Phlorizin Alleviates Depression-like Behaviors via Gut Microbiota Reprogramming-Induced Methionine to Inhibit Neuroinflammation in Mice Hippocampus.

Background: Depression is associated to gut microbiota imbalance. Our research examined the antidepressant potential of phlorizin (PHZ), a natural anti-inflammatory compound that influences gut microbiota, and explored its underlying mechanisms. Methods: A corticosterone (CORT)-induced depression mouse model was used for evaluating the ameliorative influences of PHZ on depressive phenotypes and central neuroinflammation through behavioral tests and biochemical assays. 16S rRNA sequencing and metabolomics were used to evaluate gut microbiota composition and metabolite levels in serum and hippocampal tissue, respectively. Spearman correlation and broad-spectrum antibiotic cocktail (ABx) treatment experiments verified the effect of gut microbes in the PHZ-mediated modulation of key metabolites. A lipopolysaccharide (LPS)-induced BV2 microglial inflammation model was established to evaluate the role of metabolites in PHZ's antineuroinflammatory effects.
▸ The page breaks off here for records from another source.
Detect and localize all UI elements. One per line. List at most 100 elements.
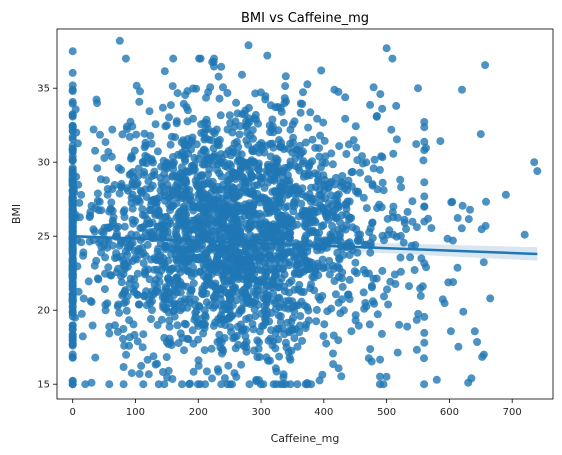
data-point [327,149,336,158]
data-point [277,143,286,152]
data-point [174,339,183,348]
data-point [155,271,164,280]
data-point [87,298,96,306]
data-point [270,252,279,261]
data-point [253,336,262,345]
data-point [276,104,285,112]
data-point [103,190,112,199]
data-point [191,313,200,321]
data-point [168,82,177,91]
data-point [93,164,102,173]
data-point [331,290,340,299]
y-axis-ticks: 15 20 25 30 35 [37,84,57,391]
data-point [393,213,402,222]
data-point [281,72,290,81]
data-point [133,269,142,278]
data-point [274,294,283,303]
data-point [274,283,282,292]
data-point [166,206,174,215]
data-point [68,187,77,196]
data-point [380,236,388,245]
data-point [219,83,227,92]
data-point [189,279,198,288]
data-point [311,266,320,275]
data-point [314,177,323,186]
data-point [121,54,130,63]
data-point [400,215,409,224]
data-point [388,54,397,63]
data-point [220,277,229,286]
data-point [149,352,158,361]
data-point [91,146,100,155]
data-point [306,108,315,117]
data-point [375,165,384,174]
data-point [304,123,313,132]
data-point [327,304,336,313]
data-point [120,299,129,307]
data-point [311,228,320,237]
data-point [254,300,263,309]
regression-fit [72,234,538,261]
data-point [201,313,210,322]
data-point [165,113,173,122]
data-point [378,178,387,187]
data-point [160,67,169,76]
data-point [275,136,284,144]
data-point [181,91,190,100]
data-point [261,92,270,101]
data-point [252,377,261,386]
data-point [313,246,322,255]
data-point [194,356,203,365]
data-point [351,122,360,131]
data-point [408,197,417,206]
data-point [115,36,124,45]
data-point [365,320,374,329]
data-point [297,199,306,208]
data-point [382,44,391,53]
data-point [459,307,468,316]
data-point [194,361,203,370]
data-point [369,83,378,92]
data-point [377,152,386,161]
data-point [162,121,171,130]
data-point [408,217,417,226]
data-point [420,338,429,347]
data-point [165,217,174,226]
data-point [185,193,194,202]
data-point [176,288,185,297]
data-point [117,165,126,174]
data-point [232,202,241,211]
data-point [158,231,167,240]
data-point [319,332,328,340]
data-point [339,306,348,315]
data-point [154,380,163,389]
data-point [202,367,211,376]
data-point [263,51,272,60]
data-point [368,219,377,228]
data-point [255,353,264,361]
data-point [402,225,411,234]
data-point [145,107,154,116]
data-point [372,112,381,120]
data-point [312,305,321,314]
data-point [228,169,237,177]
data-point [396,175,405,184]
data-point [163,373,172,382]
data-point [107,198,116,207]
x-tick-label: 700 [503,407,522,418]
data-point [278,218,287,227]
data-point [376,372,384,381]
data-point [201,380,210,389]
data-point [334,190,343,199]
data-point [254,344,263,353]
data-point [176,207,185,216]
data-point [68,121,77,130]
data-point [298,100,307,108]
data-point [139,330,148,339]
data-point [160,191,169,200]
data-point [366,345,375,354]
data-point [270,272,279,281]
data-point [119,325,128,333]
data-point [479,350,488,359]
data-point [403,207,412,216]
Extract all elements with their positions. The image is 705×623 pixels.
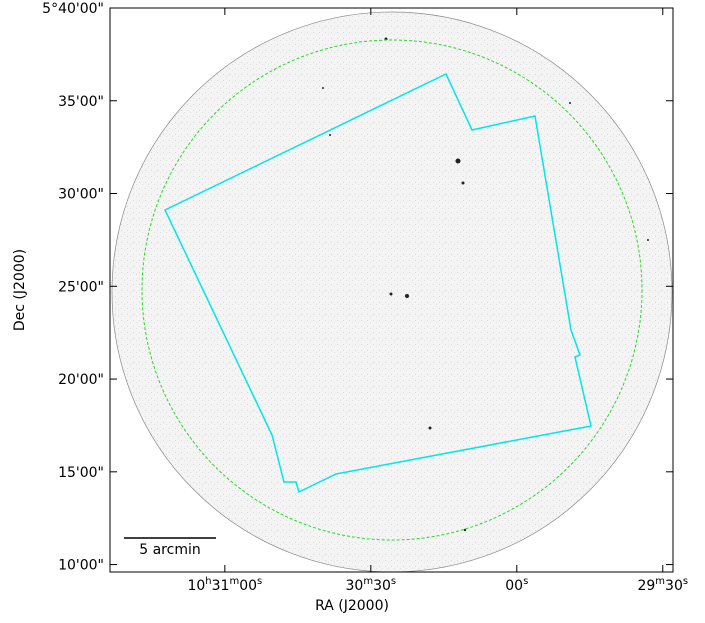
x-axis-label: RA (J2000) bbox=[315, 598, 389, 614]
y-tick-label: 35'00" bbox=[58, 94, 104, 110]
y-tick-label: 15'00" bbox=[58, 465, 104, 481]
sky-image bbox=[112, 12, 672, 572]
scale-bar-label: 5 arcmin bbox=[139, 542, 200, 558]
x-tick-label: 30m30s bbox=[346, 576, 397, 594]
y-tick-label: 5°40'00" bbox=[42, 1, 104, 17]
x-tick-label: 00s bbox=[505, 576, 528, 594]
x-tick-label: 29m30s bbox=[637, 576, 688, 594]
chart: 5 arcmin RA (J2000) Dec (J2000) 5°40'00"… bbox=[0, 0, 705, 619]
y-tick-label: 30'00" bbox=[58, 187, 104, 203]
y-tick-label: 25'00" bbox=[58, 279, 104, 295]
y-tick-label: 10'00" bbox=[58, 558, 104, 574]
y-tick-label: 20'00" bbox=[58, 372, 104, 388]
x-tick-label: 10h31m00s bbox=[187, 576, 262, 594]
y-axis-label: Dec (J2000) bbox=[12, 249, 28, 331]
Results: PHZ significantly alleviated depressive-like behaviors in CORT mice and suppressed hippocampal neuroinflammation by modulating microglial M1/M2 polarization. Furthermore, PHZ altered gut microbiota composition, influenced serum methionine (Met) metabolism, and significantly increased hippocampal L-methionine (L-Met) and S-adenosylmethionine (SAMe) levels. Cellular experiments confirmed that L-Met plays a critical role in PHZ-mediated antineuroinflammatory effects. Significant correlations were observed between Parabacteroides, Parasutterella, and Alistipes and serum Met levels. ABx treatment suppressed the increase in hippocampal L-Met levels, suggesting that PHZ regulates methionine metabolism via the microbiota. These findings indicate that PHZ alleviates depressive states in CORT mice by modulating the microbiota-gut-brain axis. Conclusions: PHZ modulates the gut microbiota (namely Parabacteroides, Parasutterella, and Alistipes) and increase L-Met and SAMe levels, thereby suppressing neuroinflammation and improving depressive phenotypes in mice.